The company created a noise policy last fall that sets out maximum decibel levels for vehicles using the track, as well as clarifying hours of operation, 8 a.m. to 8 p.m. It also lays out where sound measuring equipment would be placed at the track, based on recommendations from Wakefield Acoustics, the company retained last summer to do a noise compliance study for the facility.
That study detailed readings from monitoring equipment placed at the track, on the edge of Highway 18, and at two residences in the neighbourhood. It concluded that while track-related noise was audible at the two homes and “may cause annoyance to some individuals,” that other noise sources dominated the environments at both.
It also stated that track-related noise levels did not approach or exceed the noise level limits set out in Cowichan Valley Regional District Bylaw 3723. As North Cowichan does not have decibel limits in place under its general noise bylaw — that regulation is “nuisance-based” — the more stringent Bylaw 3723 was used for comparison purposes.
Following last Thursday’s committee of the whole meeting, Isabel Rimmer, president of the Sahtlam Neighbourhood Association, indicated that further measurement and monitoring of track-related sound in the neighbourhood will be one of the key factors moving forward.
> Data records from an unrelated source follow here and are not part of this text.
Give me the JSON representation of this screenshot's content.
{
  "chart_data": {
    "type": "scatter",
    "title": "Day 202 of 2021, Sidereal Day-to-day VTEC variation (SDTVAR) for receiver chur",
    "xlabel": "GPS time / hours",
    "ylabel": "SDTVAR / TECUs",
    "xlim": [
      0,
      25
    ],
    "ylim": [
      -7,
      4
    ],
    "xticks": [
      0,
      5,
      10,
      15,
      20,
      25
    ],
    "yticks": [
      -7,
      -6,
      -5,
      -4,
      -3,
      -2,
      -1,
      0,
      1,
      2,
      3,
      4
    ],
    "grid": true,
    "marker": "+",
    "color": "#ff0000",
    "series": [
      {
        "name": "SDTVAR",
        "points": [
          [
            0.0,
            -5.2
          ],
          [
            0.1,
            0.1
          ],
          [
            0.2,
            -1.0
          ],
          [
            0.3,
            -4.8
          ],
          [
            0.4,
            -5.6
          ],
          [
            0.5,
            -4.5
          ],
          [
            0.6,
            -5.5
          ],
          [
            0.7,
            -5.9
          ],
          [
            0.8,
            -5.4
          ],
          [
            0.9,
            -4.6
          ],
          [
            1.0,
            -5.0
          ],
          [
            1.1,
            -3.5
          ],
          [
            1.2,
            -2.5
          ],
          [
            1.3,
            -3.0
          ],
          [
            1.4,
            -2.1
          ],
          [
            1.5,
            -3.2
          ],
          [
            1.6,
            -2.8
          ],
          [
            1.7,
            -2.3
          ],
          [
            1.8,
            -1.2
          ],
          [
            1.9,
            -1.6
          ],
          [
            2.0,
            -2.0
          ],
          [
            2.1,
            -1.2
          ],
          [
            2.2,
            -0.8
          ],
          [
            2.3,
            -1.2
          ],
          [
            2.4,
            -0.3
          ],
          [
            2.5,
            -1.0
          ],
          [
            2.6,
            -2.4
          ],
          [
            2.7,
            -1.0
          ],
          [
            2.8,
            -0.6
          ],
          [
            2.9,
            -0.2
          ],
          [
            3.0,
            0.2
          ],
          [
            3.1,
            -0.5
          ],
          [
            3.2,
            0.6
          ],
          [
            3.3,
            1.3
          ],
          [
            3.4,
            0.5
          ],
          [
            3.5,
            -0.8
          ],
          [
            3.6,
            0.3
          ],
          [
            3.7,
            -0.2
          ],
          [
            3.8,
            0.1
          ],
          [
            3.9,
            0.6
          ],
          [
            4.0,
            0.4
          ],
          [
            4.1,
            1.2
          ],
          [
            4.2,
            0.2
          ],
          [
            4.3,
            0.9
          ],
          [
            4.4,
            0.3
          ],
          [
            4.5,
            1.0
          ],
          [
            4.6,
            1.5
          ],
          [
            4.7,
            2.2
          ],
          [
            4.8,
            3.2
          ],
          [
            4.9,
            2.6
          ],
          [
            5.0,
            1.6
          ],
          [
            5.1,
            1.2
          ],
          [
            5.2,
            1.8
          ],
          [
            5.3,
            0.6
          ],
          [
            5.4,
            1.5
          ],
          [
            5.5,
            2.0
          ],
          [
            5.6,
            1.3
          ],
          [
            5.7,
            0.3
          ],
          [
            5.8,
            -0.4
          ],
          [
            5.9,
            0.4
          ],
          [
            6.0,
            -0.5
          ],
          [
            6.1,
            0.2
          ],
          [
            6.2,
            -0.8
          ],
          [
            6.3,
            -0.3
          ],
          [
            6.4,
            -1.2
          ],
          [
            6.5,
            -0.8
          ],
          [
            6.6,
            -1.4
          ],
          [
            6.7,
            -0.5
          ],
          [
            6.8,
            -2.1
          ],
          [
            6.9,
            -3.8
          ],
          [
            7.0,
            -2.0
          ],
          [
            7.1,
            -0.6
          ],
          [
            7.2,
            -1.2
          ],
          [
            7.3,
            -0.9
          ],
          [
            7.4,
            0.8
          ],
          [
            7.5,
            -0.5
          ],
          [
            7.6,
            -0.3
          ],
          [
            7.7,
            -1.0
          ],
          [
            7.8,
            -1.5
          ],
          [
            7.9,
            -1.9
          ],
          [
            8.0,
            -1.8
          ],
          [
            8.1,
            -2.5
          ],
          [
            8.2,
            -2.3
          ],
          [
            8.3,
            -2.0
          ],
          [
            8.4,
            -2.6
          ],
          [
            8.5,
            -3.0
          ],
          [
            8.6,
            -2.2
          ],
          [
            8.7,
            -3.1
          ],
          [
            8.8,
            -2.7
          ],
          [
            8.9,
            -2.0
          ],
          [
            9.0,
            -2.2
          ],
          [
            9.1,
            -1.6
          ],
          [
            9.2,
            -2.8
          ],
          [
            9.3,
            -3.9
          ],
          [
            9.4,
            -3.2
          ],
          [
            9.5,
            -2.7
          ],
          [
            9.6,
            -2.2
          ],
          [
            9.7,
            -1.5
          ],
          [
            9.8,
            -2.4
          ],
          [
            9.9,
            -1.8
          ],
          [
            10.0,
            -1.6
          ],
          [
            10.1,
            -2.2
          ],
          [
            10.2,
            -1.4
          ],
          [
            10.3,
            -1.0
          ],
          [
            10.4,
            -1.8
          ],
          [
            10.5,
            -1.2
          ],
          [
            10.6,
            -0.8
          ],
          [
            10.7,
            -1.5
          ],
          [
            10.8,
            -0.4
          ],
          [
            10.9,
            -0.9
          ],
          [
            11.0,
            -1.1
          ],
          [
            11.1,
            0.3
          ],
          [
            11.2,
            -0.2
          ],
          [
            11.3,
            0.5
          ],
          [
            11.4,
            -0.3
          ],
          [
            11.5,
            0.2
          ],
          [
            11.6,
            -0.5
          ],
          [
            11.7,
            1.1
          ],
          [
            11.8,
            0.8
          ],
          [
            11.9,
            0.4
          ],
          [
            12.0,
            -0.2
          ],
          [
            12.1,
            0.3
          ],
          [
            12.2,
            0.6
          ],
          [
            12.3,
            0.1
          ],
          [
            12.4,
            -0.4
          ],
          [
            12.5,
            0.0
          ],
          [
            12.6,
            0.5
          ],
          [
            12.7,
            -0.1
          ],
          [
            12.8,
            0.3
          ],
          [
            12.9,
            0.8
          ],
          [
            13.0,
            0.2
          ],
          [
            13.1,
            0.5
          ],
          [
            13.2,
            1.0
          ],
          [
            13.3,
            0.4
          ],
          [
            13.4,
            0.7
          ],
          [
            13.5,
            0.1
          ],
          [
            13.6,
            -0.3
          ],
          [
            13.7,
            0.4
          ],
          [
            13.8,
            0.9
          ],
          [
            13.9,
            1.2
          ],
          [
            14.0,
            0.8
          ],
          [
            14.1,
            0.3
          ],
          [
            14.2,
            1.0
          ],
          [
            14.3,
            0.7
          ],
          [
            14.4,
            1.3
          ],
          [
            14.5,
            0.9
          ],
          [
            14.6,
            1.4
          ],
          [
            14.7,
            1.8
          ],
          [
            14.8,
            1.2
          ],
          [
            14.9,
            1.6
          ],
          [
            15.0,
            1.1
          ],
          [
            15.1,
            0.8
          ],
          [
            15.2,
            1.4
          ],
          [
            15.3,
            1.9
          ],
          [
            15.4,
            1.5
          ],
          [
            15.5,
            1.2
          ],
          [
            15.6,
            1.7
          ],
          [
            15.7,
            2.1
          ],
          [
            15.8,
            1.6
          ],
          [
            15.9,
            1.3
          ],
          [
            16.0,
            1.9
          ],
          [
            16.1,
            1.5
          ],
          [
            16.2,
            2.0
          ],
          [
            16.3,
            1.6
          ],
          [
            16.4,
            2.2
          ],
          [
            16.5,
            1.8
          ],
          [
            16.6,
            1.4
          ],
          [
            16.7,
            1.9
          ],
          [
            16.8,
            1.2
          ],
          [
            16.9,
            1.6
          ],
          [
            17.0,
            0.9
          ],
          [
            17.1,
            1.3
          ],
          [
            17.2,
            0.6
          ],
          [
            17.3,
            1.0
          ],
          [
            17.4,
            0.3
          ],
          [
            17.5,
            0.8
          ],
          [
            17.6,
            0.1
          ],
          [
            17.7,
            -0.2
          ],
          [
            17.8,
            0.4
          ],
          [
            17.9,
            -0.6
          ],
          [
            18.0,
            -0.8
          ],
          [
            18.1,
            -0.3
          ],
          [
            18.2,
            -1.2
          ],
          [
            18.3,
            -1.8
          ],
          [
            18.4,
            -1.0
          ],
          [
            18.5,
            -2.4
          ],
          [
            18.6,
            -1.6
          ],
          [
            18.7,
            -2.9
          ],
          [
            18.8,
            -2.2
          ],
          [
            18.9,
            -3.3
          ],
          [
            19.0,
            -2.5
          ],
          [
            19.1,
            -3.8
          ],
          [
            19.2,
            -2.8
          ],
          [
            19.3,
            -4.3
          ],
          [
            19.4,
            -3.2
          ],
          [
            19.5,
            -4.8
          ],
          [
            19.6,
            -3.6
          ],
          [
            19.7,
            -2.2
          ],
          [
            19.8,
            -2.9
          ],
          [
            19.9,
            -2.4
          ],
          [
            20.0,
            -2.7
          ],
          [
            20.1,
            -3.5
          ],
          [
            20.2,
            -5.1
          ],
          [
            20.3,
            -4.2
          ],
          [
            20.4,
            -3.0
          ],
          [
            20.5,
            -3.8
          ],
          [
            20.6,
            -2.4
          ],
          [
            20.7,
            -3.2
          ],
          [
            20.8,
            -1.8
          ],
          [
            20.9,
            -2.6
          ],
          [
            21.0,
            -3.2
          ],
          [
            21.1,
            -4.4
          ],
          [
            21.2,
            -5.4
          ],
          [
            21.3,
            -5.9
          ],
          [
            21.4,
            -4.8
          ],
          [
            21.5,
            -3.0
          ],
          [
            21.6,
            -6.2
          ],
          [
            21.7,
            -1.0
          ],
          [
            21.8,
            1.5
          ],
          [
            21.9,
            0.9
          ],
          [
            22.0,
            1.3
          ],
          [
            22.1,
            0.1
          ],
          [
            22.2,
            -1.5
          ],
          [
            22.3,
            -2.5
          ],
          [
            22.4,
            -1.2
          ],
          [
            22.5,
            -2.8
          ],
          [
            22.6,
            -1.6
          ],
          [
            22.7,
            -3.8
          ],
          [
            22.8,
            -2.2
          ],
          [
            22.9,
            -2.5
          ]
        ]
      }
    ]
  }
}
Noise study co-author Clair Wakefield, whose company has completed community noise assessments for such high-profile projects as the third runway at Vancouver International Airport, an arterial road noise study for the City of Vancouver, and Hong Kong Disneyland, stood behind the VIMC study results in a separate interview with Black Press.
“Part of a noise study [implies that] the source is operating as it typically would,” he said, adding that the measurement day during track operations was “neutral,” with little to no wind. Comparing data from the four measurement sites, he said, they found that logging trucks on Highway 18, and helicopter traffic were the most significant and prolonged noise sources.
Rimmer told Black Press that residents don’t have any issues with highway traffic and other noise sources. Wakefield noted that in his experience, when a “noticeable” and “new” noise source enters a residential environment, it can lead people to voice concerns.
Of the formation of the working group and the terms of reference, Seward suggested at the meeting that each of the three stakeholders nominate two members, who would agree on a facilitator and interview design experts to guide the technical aspects.
“It’s not going to be an easy process, and there’s certainly a cost associated with it, but we think that’s the only way to work together as a community. And we certainly recognize that Sahtlam doesn’t feel they’ve been engaged as much as they should have been … it’s our goal that council would take our request and proceed with this option as soon as possible.”
Added Rimmer: “We’ve always said that we want a triple-win situation here. There really should be no reason that they can’t operate a business and we can’t live our lives and we’ve always wanted that.”
No timeline for the formation of the working group has yet been set out.